Inside ICG’s secondaries ambitions

The ICG-NewGlobe development highlights continuing shifts in the secondaries market.

Alternative asset managers keep expanding their secondaries capabilities. Well-known executives are moving around. Complex, structured transactions are increasingly front and centre.

All of those trends, characteristic of today’s secondaries market, were brought to mind by the recent news that global mezzanine powerhouse ICG had ended its two-year search for secondaries talent.

Publicly-listed ICG hired the team from NewGlobe Capital – a two-year-old spin-out from direct secondaries specialist Vision Capital – after partnering with NewGlobe and Goldman Sachs on the $860 million restructuring of US private equity fund Diamond Castle IV.

The ability to execute fund recaps and structured deals was the type of secondaries expertise ICG had been wanting to develop in-house for “a couple years”, according to Benoit Durteste, managing director at ICG.

“We didn’t see the benefit in duplicating a plain vanilla strategy and there aren’t that many players in this space because it’s still emerging in the secondaries market,” Durteste said. “We were looking for an angle in the market where we could bring something different.”

Heralded as a potential ‘zombie-killer’ when it launched in early 2013, NewGlobe described its strategy at the time as focused on acquiring interests in “end-of-life and ‘disrupted-cycle’ private equity funds to provide liquidity to limited partners and reset the investment time horizon for general partners and their portfolio companies”. With the founders’ direct secondaries backgrounds, they had plenty of pedigree for investing in and managing second-hand assets and began actively looking at deals.

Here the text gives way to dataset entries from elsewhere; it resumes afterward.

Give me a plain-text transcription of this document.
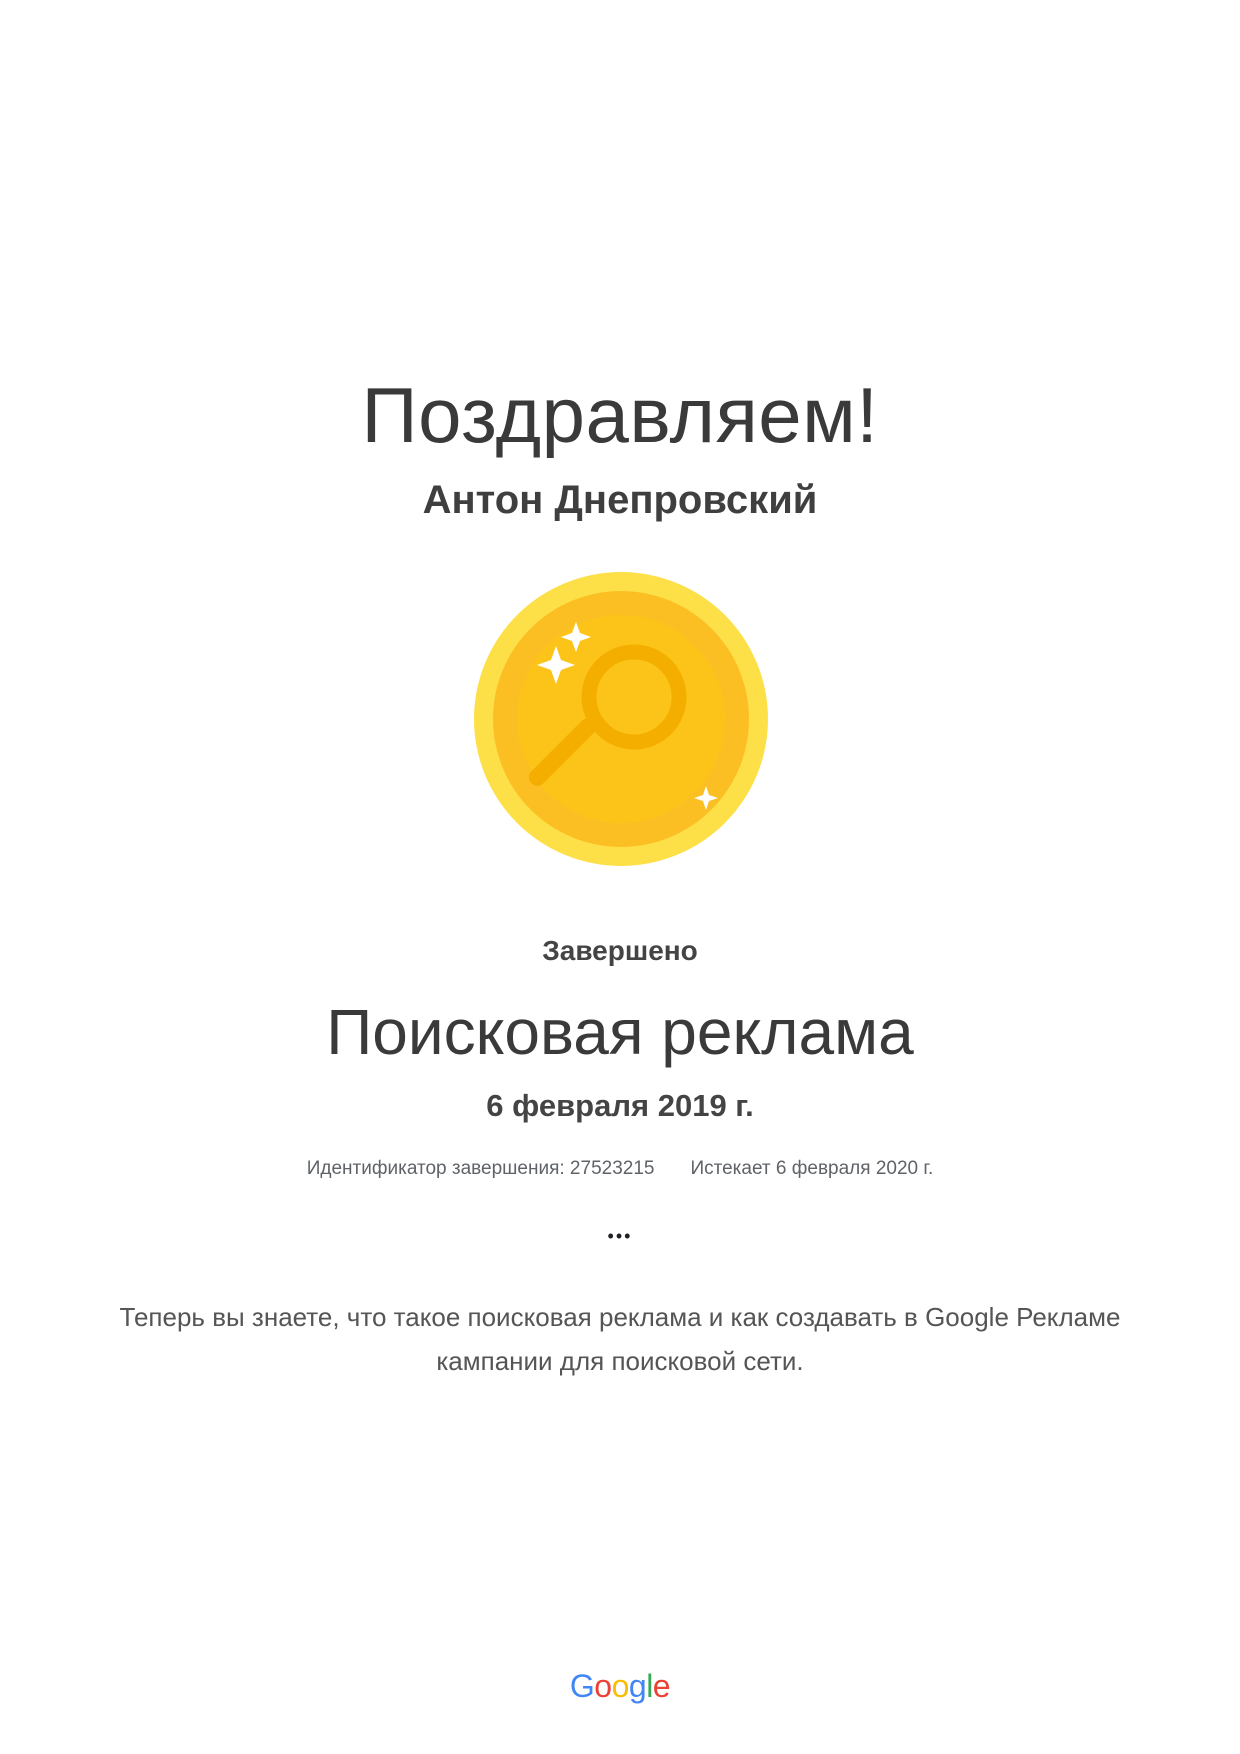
Поздравляем!
Антон Днепровский
Завершено
Поисковая реклама
6 февраля 2019 г.
Идентификатор завершения: 27523215 Истекает 6 февраля 2020 г.
•••
Теперь вы знаете, что такое поисковая реклама и как создавать в Google Рекламе кампании для поисковой сети.
Google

NewGlobe was founded with backing from asset managers Hamilton Lane and Vanterra Capital. Hamilton Lane was expected to provide the bulk of capital for NewGlobe’s deals and Vanterra to supply capital as well as strategic, financial and operational support.

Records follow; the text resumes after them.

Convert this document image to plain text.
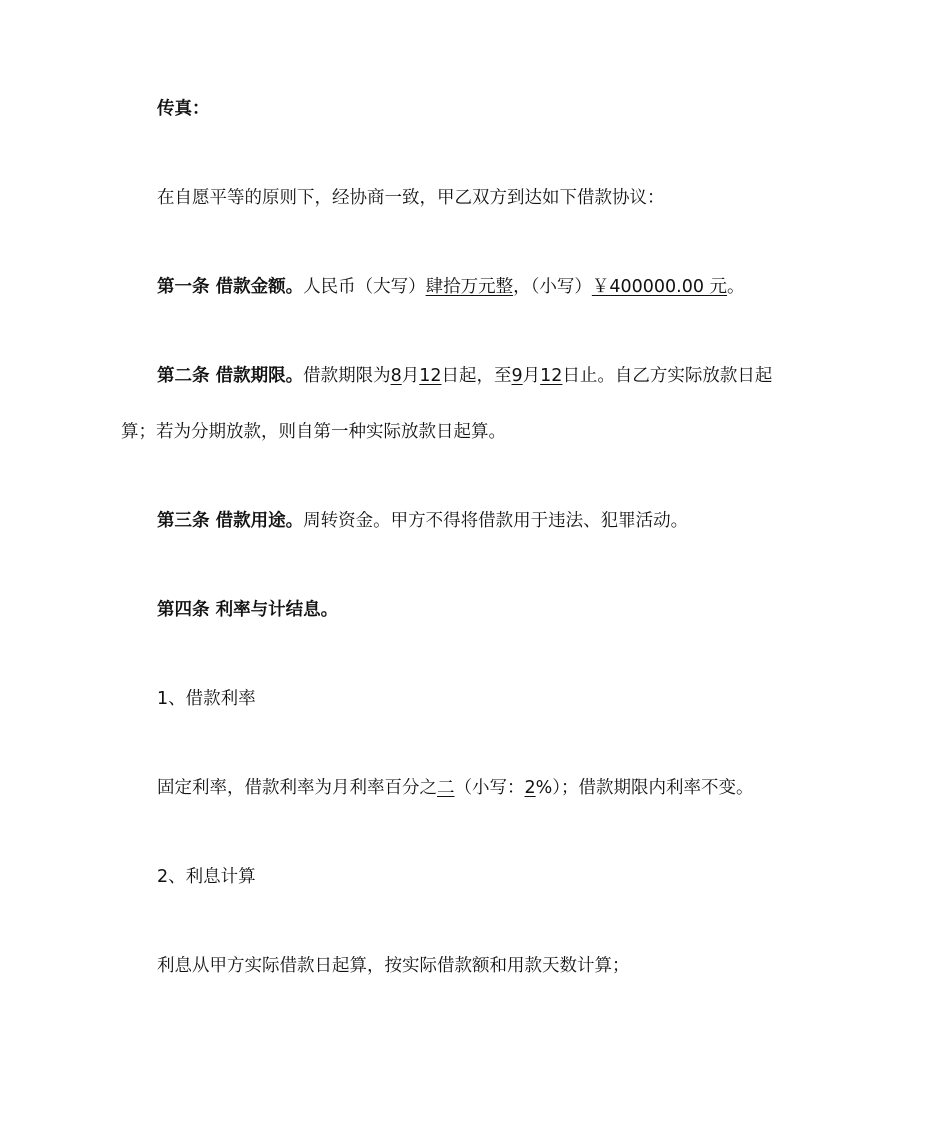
传真：
在自愿平等的原则下，经协商一致，甲乙双方到达如下借款协议：
第一条 借款金额。人民币（大写）肆拾万元整，（小写）￥400000.00 元。
第二条 借款期限。借款期限为8月12日起，至9月12日止。自乙方实际放款日起
算；若为分期放款，则自第一种实际放款日起算。
第三条 借款用途。周转资金。甲方不得将借款用于违法、犯罪活动。
第四条 利率与计结息。
1、借款利率
固定利率，借款利率为月利率百分之二（小写：2%）；借款期限内利率不变。
2、利息计算
利息从甲方实际借款日起算，按实际借款额和用款天数计算；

Vanterra had been making opportunistic investments in secondaries well before it became “hot”, according to managing partner Shad Azimi. The firm was involved in a Lehman Brothers-related secondaries transaction in 2009, but hadn’t settled on its next secondaries-related prospect until seeding NewGlobe. Hamilton Lane, meanwhile, had its own secondaries team focused on traditional dealflow but not restructurings.

Some market sources suggested NewGlobe launched with an emphasis on pure buy-ins that would replace the GP, a strategy that has proven more difficult than many market insiders originally thought, as incumbent management teams have largely remained entrenched. NewGlobe, however, has waved away the ‘manager for hire’ moniker, noting its first transaction – the restructuring of Diamond Castle IV – was in fact a GP-led recapitalisation.

Once it was working on the Diamond Castle recap, NewGlobe’s founders realised they needed more capital to get the deal done and began looking for five to eight strategic investors, market sources have said. Alongside Goldman’s contribution, ICG put up $300 million to fund the deal – $69 million of which was syndicated to co-investors including Vanterra – and a broader partnership was soon struck.

As one source put it, ICG saw an opportunity to take over the NewGlobe team and end its niche talent search, while NewGlobe liked the idea of leveraging the fundraising and other internal support functions at ICG.

As for NewGlobe’s original backers, Vanterra “plans to continue to work closely” with the ICG secondaries team, Azimi said. Hamilton Lane, meanwhile, has made headlines this week for reportedly criticising the fund restructurings that have becoming prevalent on the secondaries market. The firm is said to have complained in a note to clients that the practice was allowing funds and GPs that should be wound down to carry on at the expense of LPs, according to a WSJ blog post. Hamilton Lane, an investor in ICG funds, declined to comment but is understood to have encouraged the ICG-NewGlobe partnership.

“It’s quite a positive story,” one London-based advisory source said.

Most insiders expect more such stories, too, as alternative asset managers lacking a secondaries platform build or acquire one – witness Carlyle’s purchase of AlpInvest or Blackstone’s buying Strategic Partners – while many firms with ‘traditional’ secondaries platforms will expand them to encompass fund restructuring capabilities.

“I wouldn’t be surprised if in a few years all the large secondaries funds have acquired a GP or GP-capabilities to play in the [restructuring] market,” said a Zurich-based source.